Until such time as mandatory reporting of serious adverse events caused by mesh implant surgery occurs, stakeholders will not have reliable data on the numbers of women harmed by this medical device and the nature/severity of the complications associated with mesh medical devices. It is speculative for some clinicians to be quoting statistics regarding low complication rates or real complication rates in incontinence mesh surgery when the absence of mandatory reporting of adverse incidents associated with mesh surgery means that there has never been an accurate record of the level of associated complications. Data collected to date cannot reflect the full rates of mesh complications in the absence of mandatory reporting of these adverse events. In addition, the lack of reliable data only serves to frustrate preventative regulatory action from being undertaken where appropriate.
There is also a clear contradiction in the HSE’s ongoing pause on mesh procedures here while at the same time approving taxpayer funded mesh treatments for SUI abroad via the Treatment Abroad Scheme (TAS). These surgeries, it appears, are being carried out by Irish surgeons abroad under the TAS and if complications arise from those procedures, those women are treated for those complications in Ireland where the pause remains in place.

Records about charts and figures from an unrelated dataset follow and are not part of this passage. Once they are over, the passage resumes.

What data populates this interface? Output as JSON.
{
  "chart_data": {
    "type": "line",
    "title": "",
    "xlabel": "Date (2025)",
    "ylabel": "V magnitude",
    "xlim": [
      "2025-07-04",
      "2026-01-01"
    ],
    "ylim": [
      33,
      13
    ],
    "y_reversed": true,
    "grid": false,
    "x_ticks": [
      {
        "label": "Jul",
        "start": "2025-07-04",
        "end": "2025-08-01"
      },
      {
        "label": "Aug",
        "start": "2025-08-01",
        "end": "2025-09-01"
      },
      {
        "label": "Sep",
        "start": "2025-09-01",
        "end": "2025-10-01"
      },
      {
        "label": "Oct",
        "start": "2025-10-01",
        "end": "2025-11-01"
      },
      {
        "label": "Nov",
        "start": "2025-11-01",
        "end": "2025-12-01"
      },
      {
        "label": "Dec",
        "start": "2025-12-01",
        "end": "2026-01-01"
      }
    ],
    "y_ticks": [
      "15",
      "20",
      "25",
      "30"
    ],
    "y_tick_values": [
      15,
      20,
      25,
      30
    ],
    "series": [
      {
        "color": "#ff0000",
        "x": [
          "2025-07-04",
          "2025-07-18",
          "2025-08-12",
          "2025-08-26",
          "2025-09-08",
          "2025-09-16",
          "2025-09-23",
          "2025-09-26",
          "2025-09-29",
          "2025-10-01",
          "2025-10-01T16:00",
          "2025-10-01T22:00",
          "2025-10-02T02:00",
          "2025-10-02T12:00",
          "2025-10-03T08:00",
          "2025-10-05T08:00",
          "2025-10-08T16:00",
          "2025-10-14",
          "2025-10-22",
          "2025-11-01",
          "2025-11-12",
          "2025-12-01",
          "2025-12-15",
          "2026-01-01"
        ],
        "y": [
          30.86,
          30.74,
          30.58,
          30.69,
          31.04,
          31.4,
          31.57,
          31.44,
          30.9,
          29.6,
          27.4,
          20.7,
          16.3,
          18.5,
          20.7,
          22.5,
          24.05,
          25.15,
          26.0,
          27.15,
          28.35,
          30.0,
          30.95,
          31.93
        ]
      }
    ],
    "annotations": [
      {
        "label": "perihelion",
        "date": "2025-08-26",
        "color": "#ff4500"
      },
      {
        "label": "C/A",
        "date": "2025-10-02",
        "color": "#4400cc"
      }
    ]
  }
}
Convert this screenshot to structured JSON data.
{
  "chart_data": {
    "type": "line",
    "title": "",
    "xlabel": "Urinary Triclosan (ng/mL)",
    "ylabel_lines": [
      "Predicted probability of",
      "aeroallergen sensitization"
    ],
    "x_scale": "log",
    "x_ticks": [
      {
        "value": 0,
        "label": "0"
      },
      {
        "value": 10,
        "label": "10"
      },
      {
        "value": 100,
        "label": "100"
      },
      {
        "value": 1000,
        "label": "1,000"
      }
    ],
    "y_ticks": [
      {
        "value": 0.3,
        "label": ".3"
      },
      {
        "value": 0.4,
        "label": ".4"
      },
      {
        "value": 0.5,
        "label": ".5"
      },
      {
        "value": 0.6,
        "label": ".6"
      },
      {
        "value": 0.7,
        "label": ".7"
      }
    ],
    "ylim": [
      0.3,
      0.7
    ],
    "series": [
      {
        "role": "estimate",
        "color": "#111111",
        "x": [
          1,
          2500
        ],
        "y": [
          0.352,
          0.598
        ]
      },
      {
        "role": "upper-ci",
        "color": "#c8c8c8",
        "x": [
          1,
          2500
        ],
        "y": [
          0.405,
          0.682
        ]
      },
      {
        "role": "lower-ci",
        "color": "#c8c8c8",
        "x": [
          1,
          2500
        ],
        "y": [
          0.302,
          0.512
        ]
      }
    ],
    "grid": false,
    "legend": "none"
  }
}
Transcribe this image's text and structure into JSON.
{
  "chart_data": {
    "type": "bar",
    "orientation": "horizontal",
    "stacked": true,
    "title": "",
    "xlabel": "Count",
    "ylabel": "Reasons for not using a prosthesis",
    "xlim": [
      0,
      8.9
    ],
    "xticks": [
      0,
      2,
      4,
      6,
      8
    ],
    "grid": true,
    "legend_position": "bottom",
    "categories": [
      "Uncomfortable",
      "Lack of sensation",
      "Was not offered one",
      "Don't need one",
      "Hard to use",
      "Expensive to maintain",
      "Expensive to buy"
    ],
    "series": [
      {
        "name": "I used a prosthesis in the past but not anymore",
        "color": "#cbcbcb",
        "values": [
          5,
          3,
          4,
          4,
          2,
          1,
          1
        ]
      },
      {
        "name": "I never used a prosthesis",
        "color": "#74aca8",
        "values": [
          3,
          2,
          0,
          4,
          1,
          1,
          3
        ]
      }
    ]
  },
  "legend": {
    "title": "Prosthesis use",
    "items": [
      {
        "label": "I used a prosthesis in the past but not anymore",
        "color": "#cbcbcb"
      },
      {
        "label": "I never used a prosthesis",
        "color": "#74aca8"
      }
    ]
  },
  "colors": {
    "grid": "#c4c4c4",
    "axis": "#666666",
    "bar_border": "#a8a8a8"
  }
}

Before the pause on mesh implant surgeries can be lifted, the gaps in the regulatory and reporting requirements need to be satisfactorily addressed. There also needs to be a stronger focus by stakeholders on fostering a greater culture of open disclosure in practice and learning from litigation outcomes re mesh implant surgeries which would reduce the same PSIs occurring again if the pause was to be lifted even with restrictions. That includes mandatory reporting of serious adverse events and monitoring and tracking of PSIs related to mesh implant surgeries including against litigated cases together with the implementation of proper accountability and sanctions if it is not being done. If the pause is lifted, without all appropriate corrective measures being undertaken, then stakeholders risk the re-occurrence of more serious patient safety incidents associated with this implant surgery.
![]()
Marian Fogarty is a solicitor at Cantillons and has acted for women harmed by mesh implant surgery.